First computer-controlled DNA molecular machine

“The walkers can take 32 steps, corresponding to 64 different chemical reactions, and walk a distance of more than 370 nm, including three changes in direction,” he tells nanotechweb.org. “We command each of these and the changes in direction by a pre-programmed computer algorithm.”

This is the first DNA molecular machine that is controlled by a computer, he says, and more importantly, the first controlled molecular machine in which the redundant and used chemical commands are automatically washed away after use. This allows the machine to continuously operate undisrupted while remaining in its preferred environment.

Next steps for nanomachines

According to the researchers, the new technology should allow DNA motors and machines, such as DNA computers, mechanical nano-manipulators and nano-factories for molecular assembly, to be externally controlled using minute flows of fluid. It should thus help in the development and improvement of complex machines that perform a variety of tasks on the molecular level.
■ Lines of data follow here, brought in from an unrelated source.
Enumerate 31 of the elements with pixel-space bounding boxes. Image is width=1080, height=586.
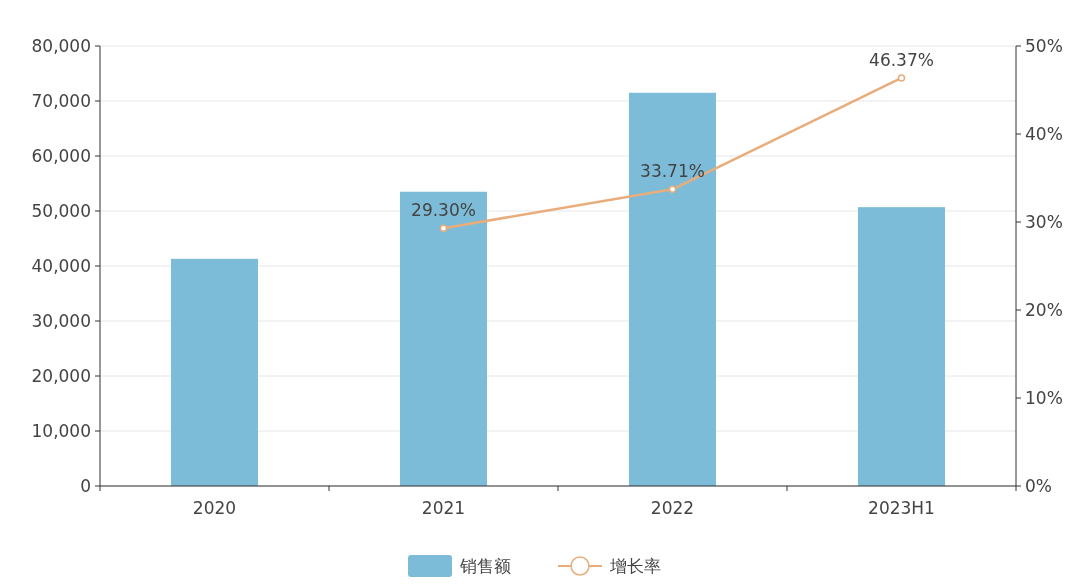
x-tick-label: 2020 (192, 498, 237, 518)
y2-tick-label: 30% (1025, 211, 1063, 232)
y2-tick-label: 0% (1025, 475, 1052, 496)
x-tick-label: 2021 (421, 498, 466, 518)
y-tick-label: 60,000 (31, 145, 91, 166)
x-tick-label: 2023H1 (868, 498, 935, 518)
point (668, 185, 677, 194)
y-tick-label: 50,000 (31, 200, 91, 221)
data-label: 33.71% (640, 161, 705, 182)
point (897, 74, 906, 82)
y-tick-label: 40,000 (31, 255, 91, 276)
y2-tick-label: 20% (1025, 299, 1063, 320)
legend-label: 销售额 (459, 555, 511, 576)
bar (170, 258, 259, 486)
y2-tick-label: 50% (1025, 35, 1063, 56)
data-label: 29.30% (411, 200, 476, 221)
x-tick-label: 2022 (650, 498, 695, 518)
y-tick-label: 10,000 (31, 420, 91, 441)
legend-label: 增长率 (609, 555, 661, 576)
y2-tick-label: 10% (1025, 387, 1063, 408)
y-tick-label: 20,000 (31, 365, 91, 386)
y-tick-label: 70,000 (31, 90, 91, 111)
bar (399, 191, 488, 486)
data-label: 46.37% (869, 49, 934, 70)
point (439, 224, 448, 232)
y-tick-label: 80,000 (31, 35, 91, 56)
y-tick-label: 0 (80, 475, 91, 496)
bar (857, 207, 946, 486)
y-tick-label: 30,000 (31, 310, 91, 331)
y2-tick-label: 40% (1025, 123, 1063, 144)
bar (628, 92, 717, 486)
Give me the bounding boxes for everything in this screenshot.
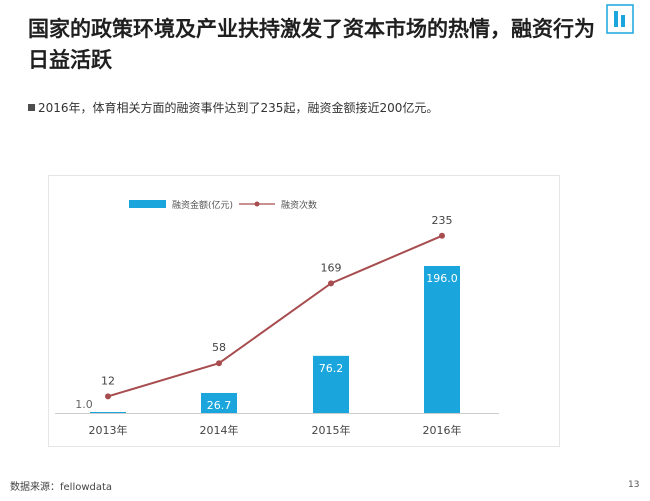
bullet-square-icon <box>28 104 35 111</box>
bar-value-label: 76.2 <box>319 362 344 375</box>
bar-value-label: 196.0 <box>426 272 458 285</box>
combo-chart: 融资金额(亿元) 融资次数 1.0 26.7 76.2 196.0 12 58 169 235 20… <box>55 199 499 437</box>
line-value-label: 12 <box>101 374 115 387</box>
legend-marker-count <box>254 201 260 207</box>
line-point <box>105 393 111 400</box>
x-tick-label: 2016年 <box>423 423 462 437</box>
chart-container: 融资金额(亿元) 融资次数 1.0 26.7 76.2 196.0 12 58 169 235 20… <box>48 175 560 447</box>
data-source: 数据来源：fellowdata <box>10 482 113 493</box>
bar <box>313 355 349 413</box>
x-tick-label: 2013年 <box>89 423 128 437</box>
summary-text: 2016年，体育相关方面的融资事件达到了235起，融资金额接近200亿元。 <box>38 101 439 115</box>
bar <box>201 392 237 413</box>
line-value-label: 235 <box>432 214 453 227</box>
bar <box>90 412 126 413</box>
legend-swatch-amount <box>129 200 166 208</box>
bar <box>424 266 460 413</box>
line-point <box>439 232 445 239</box>
line-value-label: 169 <box>321 261 342 274</box>
line-point <box>328 280 334 287</box>
legend-label-amount: 融资金额(亿元) <box>172 199 233 211</box>
summary-bullet: 2016年，体育相关方面的融资事件达到了235起，融资金额接近200亿元。 <box>28 99 438 116</box>
bar-value-label: 26.7 <box>207 399 232 412</box>
x-tick-label: 2014年 <box>200 423 239 437</box>
line-point <box>216 360 222 367</box>
page-number: 13 <box>628 480 640 490</box>
count-line <box>107 234 443 398</box>
legend-label-count: 融资次数 <box>281 199 317 211</box>
line-value-label: 58 <box>212 341 226 354</box>
bar-value-label: 1.0 <box>75 398 93 411</box>
brand-logo-icon <box>606 4 634 34</box>
x-tick-label: 2015年 <box>312 423 351 437</box>
page-title: 国家的政策环境及产业扶持激发了资本市场的热情，融资行为日益活跃 <box>28 17 595 72</box>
The team, reporting its work in ACS Nano DOI: 10.1021/acsnano.7b00547, says that it is now busy developing a new type of bipedal walker capable of taking a much larger number of steps – possibly hundreds-to-thousands – and at much greater speed. “We are also fabricating a rotary motor that will be able to rotate at high speeds without stalling, and are working on a system that consists of several independent motors that can efficiently transfer molecular cargo between them,” reveals Nir.